Brötchen-Blume

Brötchen-Blume

Eigentlich wollte ich euch eines meiner Weihnachtsgeschenke schon viel früher zeigen, aber kurz nach den Feiertagen hat mich die Grippe erwischt und so komme ich erst jetzt dazu. Es handelt sich um eine neue Backform, diesmal aber nicht für Kuchen sondern für Brot und Brötchen, mit der ich eine schicke Brötchen-Blume gebacken habe.

Während meiner HiT-Hochphase habe ich ziemlich viel Brot selbst gebacken. Dabei musste ich zwar weitestgehend auf Hefe verzichten, aber das war okay. Einige Dauerbrenner des Blogs, wie das Haferflocken-Brot oder die Vollkorn-Kartoffelbrötchen, mache ich immer noch gern und beide Rezepte kommen auch ohne Hefe aus.

Brötchen-Blume

Trotzdem war es ein echter Lichtblick als ich Hefe wieder vertragen habe und endlich wieder damit backen konnte. Zuerst habe ich dann wochenlang den Hefezopf gemacht, danach ein Maronen-Baguette ausprobiert und damit mein perfektes Baguette-/Brötchen-Rezept gefunden. Genau so wie damals beim Maronen-Baguette mache ich bis heute meine Brötchen oder Baguettes für Partys. Und auch wenn sie stets knusprig werden, wollte ich sie irgendwann mal in einer Terrakotta-Backform ausprobieren. Schließlich sollen darin die perfekten Brötchen gebacken werden.

Brötchen-Blume

Also stand auf meiner Weihnachtswunschliste eine Terrakotta-Backform. Der Wunsch wurde auch erfüllt und die erste Brötchen-Blume am Wochenende darin gebacken. Was soll ich sagen: Mein Baguette wird auch ohne die Form knusprig, allerdings sieht das Gebackene natürlich sehr hübsch in der Form aus. Für eine Party lassen sich toll kleine Brötchen darin backen, transportieren und auf das Buffet stellen.
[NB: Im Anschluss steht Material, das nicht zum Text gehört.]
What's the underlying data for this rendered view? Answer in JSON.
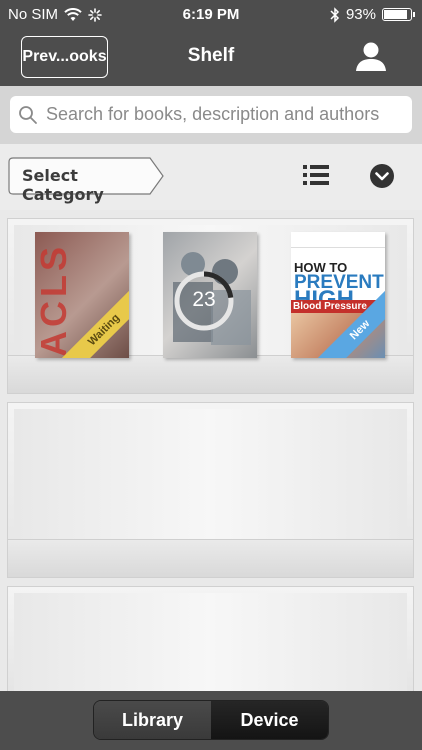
{
  "status_bar": {
    "carrier": "No SIM",
    "time": "6:19 PM",
    "battery_percent": "93%",
    "battery_level": 0.93,
    "icons": [
      "wifi-icon",
      "activity-spinner-icon",
      "bluetooth-icon",
      "battery-icon"
    ]
  },
  "nav": {
    "back_label": "Prev...ooks",
    "title": "Shelf",
    "profile_icon": "person-icon"
  },
  "search": {
    "placeholder": "Search for books, description and authors",
    "icon": "search-icon"
  },
  "toolbar": {
    "category_label": "Select Category",
    "list_icon": "list-view-icon",
    "dropdown_icon": "chevron-down-circle-icon"
  },
  "shelves": [
    {
      "books": [
        {
          "cover_text": "ACLS",
          "badge": "Waiting",
          "badge_color": "#e8c94a"
        },
        {
          "progress_label": "23",
          "progress": 0.23
        },
        {
          "cover_lines": [
            "HOW TO",
            "PREVENT",
            "HIGH",
            "Blood Pressure"
          ],
          "badge": "New",
          "badge_color": "#5aa7e2"
        }
      ]
    },
    {
      "books": []
    },
    {
      "books": []
    }
  ],
  "tabs": {
    "library_label": "Library",
    "device_label": "Device",
    "active": "Library"
  },
  "colors": {
    "bar_background": "#4d4d4d",
    "search_background": "#d5d5d5",
    "page_background": "#ececec"
  }
}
Für knusprige Brötchen oder Baguette reicht aber auch eine große Schüssel Wasser, die mit in den Backofen kommt, wenn man die Brötchen auf dem Blech backt.
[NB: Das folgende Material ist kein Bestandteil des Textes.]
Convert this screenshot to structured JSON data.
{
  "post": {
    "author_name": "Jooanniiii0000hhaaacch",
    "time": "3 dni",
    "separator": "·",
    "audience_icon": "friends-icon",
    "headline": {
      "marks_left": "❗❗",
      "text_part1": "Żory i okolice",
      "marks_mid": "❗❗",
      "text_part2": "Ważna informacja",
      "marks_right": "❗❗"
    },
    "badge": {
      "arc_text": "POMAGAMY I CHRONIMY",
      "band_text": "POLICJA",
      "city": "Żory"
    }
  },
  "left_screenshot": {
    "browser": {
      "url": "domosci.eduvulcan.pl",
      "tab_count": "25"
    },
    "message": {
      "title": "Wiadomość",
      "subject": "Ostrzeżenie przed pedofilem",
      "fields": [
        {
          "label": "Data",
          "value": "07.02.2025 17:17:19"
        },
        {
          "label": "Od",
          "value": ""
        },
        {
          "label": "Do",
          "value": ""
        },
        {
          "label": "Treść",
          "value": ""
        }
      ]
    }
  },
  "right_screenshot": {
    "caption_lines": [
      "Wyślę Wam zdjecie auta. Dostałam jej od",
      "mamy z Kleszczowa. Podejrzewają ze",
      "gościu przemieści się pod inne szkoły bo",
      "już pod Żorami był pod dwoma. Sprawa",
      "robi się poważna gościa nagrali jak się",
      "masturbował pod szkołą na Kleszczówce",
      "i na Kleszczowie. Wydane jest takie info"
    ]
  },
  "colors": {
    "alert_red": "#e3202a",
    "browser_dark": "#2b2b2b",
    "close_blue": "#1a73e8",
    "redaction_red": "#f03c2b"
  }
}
Trotzdem werde ich mein Weihnachtsgeschenk natürlich weiterhin benutzen und sicherlich die ein oder andere Party mit einer Brötchen-Blume erfreuen.

Brötchen-Blume

Übrigens: Wenn ihr Hefe bei Histamin-Intoleranz vertragt, könnt ihr die Brötchen problemfrei genießen. Besser verträglich wäre dann sicherlich Dinkelmehl, das aber auch super schmeckt.

Brötchen-Blume

Zutaten für eine Brötchen-Blume

– 500g Weizenmehl
– 2 Teelöffel Salz
– 300ml Wasser, lauwarm
– 1 Würfel frische Hefe

In einer großen Schüssel 500g Mehl mit 2 Teelöffeln Salz mischen. Die Hefe in einem anderen Gefäß zerbröckeln, mit 300ml lauwarmem Wasser aufgießen und mit einem Schneebesen gründlich verquirlen. Das Hefe-Wasser in die Schüssel geben und mit den Knethaken eines Handrührgeräts gut verkneten. Zuletzt noch mal mit den Händen durchkneten, damit der Teig glatt wird. Die Schüssel mit einem Tuch abdecken.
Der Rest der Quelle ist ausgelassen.